Tío, llévame a mi hermanita lleva días sin comer ¡exclamó el niño, dándole la vuelta al mundo con los ojos antes de quedarse paralizado!

Por favor, tío toma a mi hermana. Tiene una hambre que no se ha calmado

Esa voz tenue, cargada de desespero, atravesó el bullicio de la calle y detuvo a Ignacio en seco. No corría, volaba, como perseguido por una sombra invisible. El tiempo apremiaba: millones de euros pendían de una decisión que había de tomarse esa misma reunión. Desde la partida de Rita, su esposa, su luz, su sostén, el trabajo se había convertido en su único norte.

Ese grito lo hizo girar.

Delante de él estaba una criatura de siete años, enclenque, con los ojos hinchados de llanto. En sus manos llevaba un pequeño paquete del que se asomaba la carita de un bebé. Una niña, envuelta en una manta raída, sollozaba en silencio, mientras el niño la abrazaba como si fuera su único escudo en un mundo indiferente.

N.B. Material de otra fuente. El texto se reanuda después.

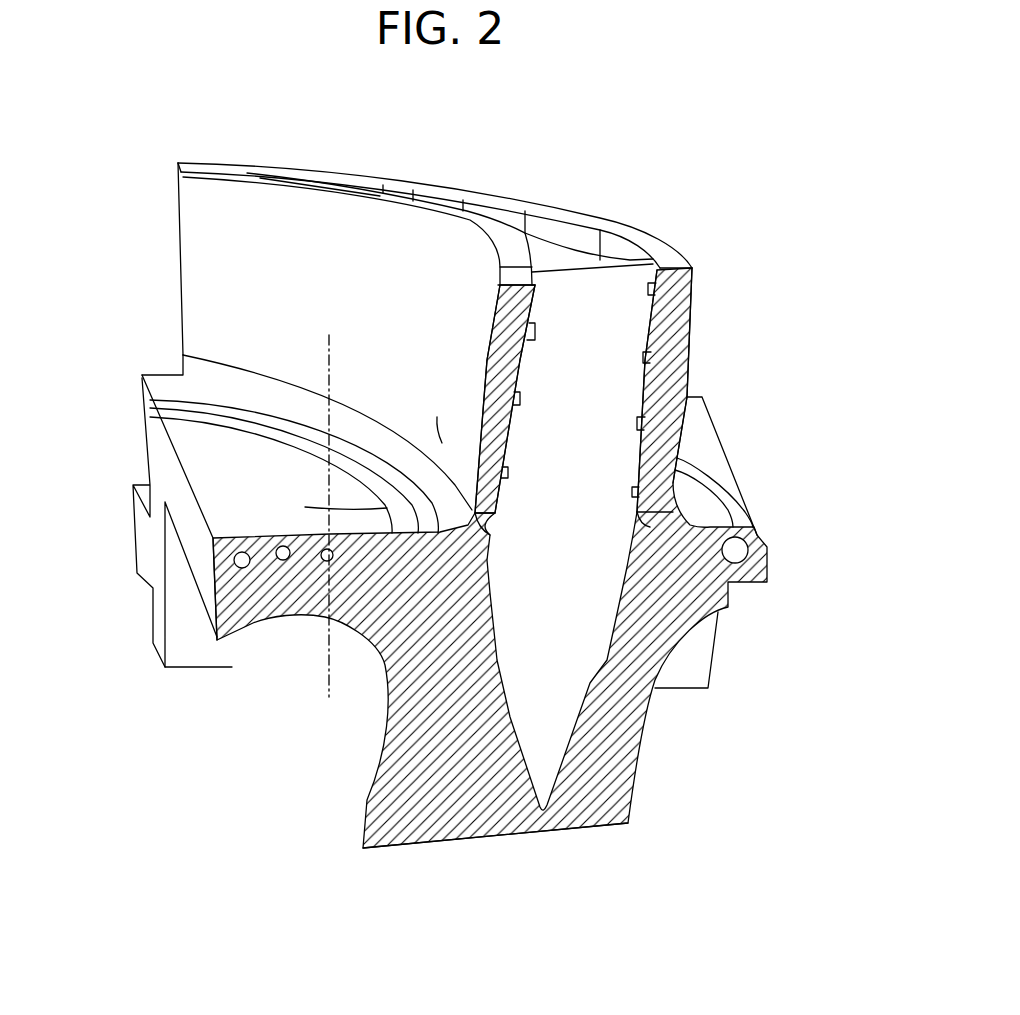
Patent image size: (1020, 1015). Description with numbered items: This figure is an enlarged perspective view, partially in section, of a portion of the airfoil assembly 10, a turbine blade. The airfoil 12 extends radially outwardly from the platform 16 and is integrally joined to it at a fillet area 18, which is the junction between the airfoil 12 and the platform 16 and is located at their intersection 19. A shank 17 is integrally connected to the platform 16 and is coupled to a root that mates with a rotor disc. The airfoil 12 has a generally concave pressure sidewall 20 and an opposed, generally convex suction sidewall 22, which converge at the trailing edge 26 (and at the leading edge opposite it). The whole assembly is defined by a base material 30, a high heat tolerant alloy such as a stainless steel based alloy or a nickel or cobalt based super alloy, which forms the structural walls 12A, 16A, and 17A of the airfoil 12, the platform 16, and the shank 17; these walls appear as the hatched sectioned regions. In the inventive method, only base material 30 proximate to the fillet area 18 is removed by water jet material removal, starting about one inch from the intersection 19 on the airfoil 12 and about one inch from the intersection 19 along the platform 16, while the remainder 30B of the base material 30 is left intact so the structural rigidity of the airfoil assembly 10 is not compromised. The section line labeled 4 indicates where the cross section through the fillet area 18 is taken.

The airfoil assembly 10 is at (641, 156).
The airfoil 12 is at (174, 190).
The airfoil structural wall 12A is at (667, 323).
The platform 16 is at (146, 411).
The platform structural wall 16A is at (711, 590).
The shank 17 is at (638, 780).
The shank structural wall 17A is at (397, 813).
The fillet area 18 is at (198, 390).
The intersection 19 is at (647, 520).
The pressure sidewall 20 is at (306, 218).
The suction sidewall 22 is at (683, 310).
The trailing edge 26 is at (178, 236).
The base material 30 is at (373, 233).
The remainder of the base material 30B is at (240, 216).
The section line 4- 4 is at (329, 335).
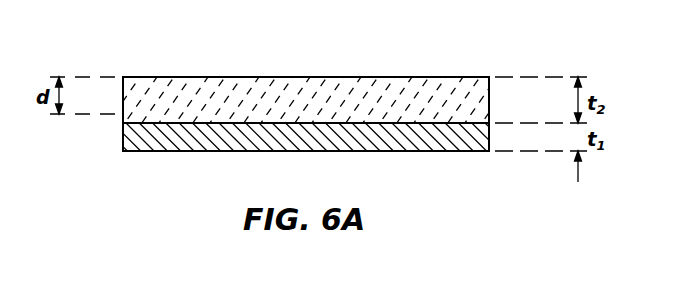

Ignacio vaciló. Sabía que no podía perder el minuto, que debía seguir adelante. Pero algo en la mirada del pequeño, o en ese simple «por favor», tocó una fibra profunda de su alma.

¿Dónde está su madre? preguntó con suavidad, sentándose a su lado.

Prometió volver pero ya llevan dos días sin aparecer. Yo espero aquí, como quien se aferra a una pajita, a que regrese tembló la voz del chico, al igual que su mano.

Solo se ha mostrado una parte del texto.